D’un autre côté, ce n’étaient pas les résultats qui leur importaient, la quantité ou l’importance des théorèmes découverts, mais seulement la rigueur des démonstrations. Ceux qui n’avaient pas cet état d’esprit étaient méprisés.

La notion de nombre réel, fournie par la médiation entre un nombre quelconque et l’unité, était matière à des démonstrations aussi rigoureuses, aussi évidentes que celles de l’arithmétique, et en même temps incompréhensibles par l’imagination. Cette notion force l’intelligence à saisir avec certitude des rapports qu’elle est incapable de se représenter. C’est là une introduction admirable aux mystères de la foi.

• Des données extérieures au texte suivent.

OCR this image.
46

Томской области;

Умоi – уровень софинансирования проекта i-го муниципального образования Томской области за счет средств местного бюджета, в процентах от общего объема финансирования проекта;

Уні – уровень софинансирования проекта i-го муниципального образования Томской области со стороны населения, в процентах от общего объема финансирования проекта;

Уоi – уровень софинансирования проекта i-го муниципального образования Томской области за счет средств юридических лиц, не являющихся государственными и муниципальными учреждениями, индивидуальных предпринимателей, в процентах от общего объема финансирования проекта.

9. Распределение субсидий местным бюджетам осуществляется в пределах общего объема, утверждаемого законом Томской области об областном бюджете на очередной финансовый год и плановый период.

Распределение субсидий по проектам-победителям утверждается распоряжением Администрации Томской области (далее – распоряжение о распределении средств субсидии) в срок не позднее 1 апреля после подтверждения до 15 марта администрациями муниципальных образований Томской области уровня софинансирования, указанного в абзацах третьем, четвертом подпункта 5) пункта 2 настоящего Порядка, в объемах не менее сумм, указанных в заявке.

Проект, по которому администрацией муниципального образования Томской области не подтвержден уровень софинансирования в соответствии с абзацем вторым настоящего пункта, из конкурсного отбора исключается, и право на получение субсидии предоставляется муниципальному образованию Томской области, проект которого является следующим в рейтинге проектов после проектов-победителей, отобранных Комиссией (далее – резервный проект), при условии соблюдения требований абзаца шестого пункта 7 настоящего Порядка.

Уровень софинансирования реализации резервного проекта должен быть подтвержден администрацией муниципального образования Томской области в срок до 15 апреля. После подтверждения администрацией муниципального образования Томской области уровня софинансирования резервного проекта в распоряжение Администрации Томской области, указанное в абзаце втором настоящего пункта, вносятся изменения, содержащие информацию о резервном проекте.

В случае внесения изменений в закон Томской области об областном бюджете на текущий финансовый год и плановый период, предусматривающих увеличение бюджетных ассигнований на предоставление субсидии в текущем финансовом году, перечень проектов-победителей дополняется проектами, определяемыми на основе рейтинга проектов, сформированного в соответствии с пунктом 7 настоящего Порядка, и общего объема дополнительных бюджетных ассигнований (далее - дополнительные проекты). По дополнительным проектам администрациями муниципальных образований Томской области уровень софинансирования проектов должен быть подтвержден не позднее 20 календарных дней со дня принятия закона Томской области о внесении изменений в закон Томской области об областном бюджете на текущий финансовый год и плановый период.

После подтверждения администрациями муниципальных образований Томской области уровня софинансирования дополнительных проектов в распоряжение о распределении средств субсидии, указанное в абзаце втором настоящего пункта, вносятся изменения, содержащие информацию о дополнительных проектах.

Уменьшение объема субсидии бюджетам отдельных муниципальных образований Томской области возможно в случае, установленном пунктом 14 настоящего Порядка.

Par là on peut concevoir un ordre de certitude, à partir des pensées incertaines, et facilement saisissables, qui concernent le monde sensible jusqu’aux pensées tout à fait certaines et tout à fait insaisissables qui concernent Dieu.

La mathématique est doublement une médiation entre les unes et les autres. Elle a le degré intermédiaire de certitude, le degré intermédiaire d’inconcevabilité. Elle enferme le résumé de la nécessité qui gouverne les choses sensibles et les images des vérités divines. Enfin elle a pour centre la notion même de médiation.

On comprend facilement que les Grecs, quand ils ont aperçu cette poésie, en aient été enivrés ; ils avaient le droit d’y voir une révélation.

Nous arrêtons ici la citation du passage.